A la endoscopía es indistinguible de la enfermedad de Crohn, pero la biopsia muestra un infiltrado inflamatorio eosinófilo mayor en mucosa y submucosa.

El tratamiento se basa en el uso de esteroides e inmunosupresores. Se recurre a la cirugía en los casos de perforación intestinal, los que son infrecuentes. Es de buen pronóstico y no tiene mayor riesgo de cáncer.

Colitis por derivación
Se da en pacientes sometidos a cirugías de derivación del tránsito intestinal. Se puede ver en estos casos la inflamación del segmento distal. La clínica varía desde el paciente asintomático hasta el sintomático, con dolor abdominal, tenesmo, descarga rectal purulenta o sanguinolenta. Se piensa que se produciría secundariamente a un déficit de nutrientes intraluminales de los colonocitos, como son los ácidos grasos de cadena corta.

Endoscópicamente, se puede ver eritema, friabilidad, edema, granularidad mucosa, pólipos inflamatorios y úlceras aftoideas, descarga mucopurulenta.

El tratamiento ideal es la reconstitución del tránsito; si no se puede realizar, se han probado enemas con esteroides o ácidos grasos de cadena corta, los que tendrían buena respuesta.

Tiflitis neutropénica
Es la inflamación necrotizante del ciego que se manifiesta en pacientes neutropénicos. Produce dolor en el cuadrante inferior derecho, diarrea acuosa con o sin sangre que llega incluso a sepsis y shock, debido a gangrena y perforación, con 50% de letalidad. La etiología es desconocida, pero la neutropenia sería un factor predisponente.

En la radiografía de abdomen se puede encontrar dilatación de intestino delgado y ciego, con impresiones digitales, pneumatosis o pneumoperitoneo. En la tomografía axial computarizada se puede visualizar la inflamación pericecal y, en la ecotomografía, el signo target o halo por engrosamiento de la pared. La endoscopía está contraindicada.

El tratamiento es de soporte, basado en la hidratación y el reposo intestinal, asociado además a antibioterapia de amplio espectro. Se debe corregir la neutropenia. Se realiza cirugía en casos de perforación, con resección del segmento comprometido.

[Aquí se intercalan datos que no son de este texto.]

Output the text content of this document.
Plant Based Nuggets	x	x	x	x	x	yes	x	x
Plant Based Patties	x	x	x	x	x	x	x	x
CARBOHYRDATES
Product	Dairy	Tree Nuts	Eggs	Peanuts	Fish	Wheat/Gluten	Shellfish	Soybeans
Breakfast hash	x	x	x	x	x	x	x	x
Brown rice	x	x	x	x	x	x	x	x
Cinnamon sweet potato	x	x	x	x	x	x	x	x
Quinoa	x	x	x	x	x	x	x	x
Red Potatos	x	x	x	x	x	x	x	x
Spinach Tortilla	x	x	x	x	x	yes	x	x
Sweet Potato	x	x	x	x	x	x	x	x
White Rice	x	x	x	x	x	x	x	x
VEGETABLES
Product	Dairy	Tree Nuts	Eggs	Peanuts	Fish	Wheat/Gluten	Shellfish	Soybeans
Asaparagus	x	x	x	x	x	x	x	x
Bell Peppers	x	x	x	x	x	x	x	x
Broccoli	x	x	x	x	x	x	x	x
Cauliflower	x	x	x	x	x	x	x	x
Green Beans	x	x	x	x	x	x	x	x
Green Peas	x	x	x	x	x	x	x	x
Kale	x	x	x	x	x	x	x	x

Colitis química o por medicamentos
Se han descrito colitis secundarias al uso de enemas jabonosos, peróxido de hidrógeno, hierbas medicinales, vinagre, permanganato de potasio, diatrizoato de meglumina (Hypaque). El espectro clínico es variable, dependiendo del tipo y concentración del agente cáustico, tiempo de contacto y presencia o no de una enfermedad colónica de base.

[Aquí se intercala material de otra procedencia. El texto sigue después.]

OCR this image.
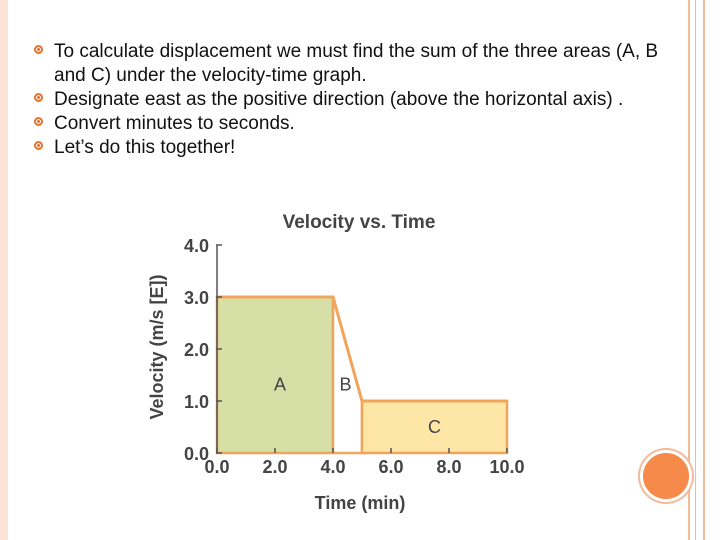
To calculate displacement we must find the sum of the three areas (A, B and C) under the velocity-time graph.
Designate east as the positive direction (above the horizontal axis) .
Convert minutes to seconds.
Let’s do this together!
Velocity vs. Time
Velocity (m/s [E])
Time (min)
A	B
C
0.0
1.0
2.0
3.0
4.0
0.0 2.0 4.0 6.0 8.0 10.0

A la endoscopía se puede ver hiperemia y se puede encontrar mucopus en recto y sigmoides.

Se debe dar tratamiento de soporte y enemas con corticoides. En casos graves, se debe administrar antibioterapia de amplio espectro por cuatro a seis semanas.


Referencias

  • “Colitides other than Ulcerative Colitis and Crohn´s Disease”, The American Society of Colon and Rectal Surgeons. 2000.
  • Gastrointestinal Disease, 5th ed. Marvin H. Sleisenger, MD, John S. Fordtran MD, editors WB Saunders Company, 1993 Chapters 10, 55, 56, 57, 58, 62 ,75, 76.
  • Gastroenterology, 5th ed. Bockus, Haubrich, Schaftner, Berk. Editors WB Saunders Company, 1995 Chapters 69,89.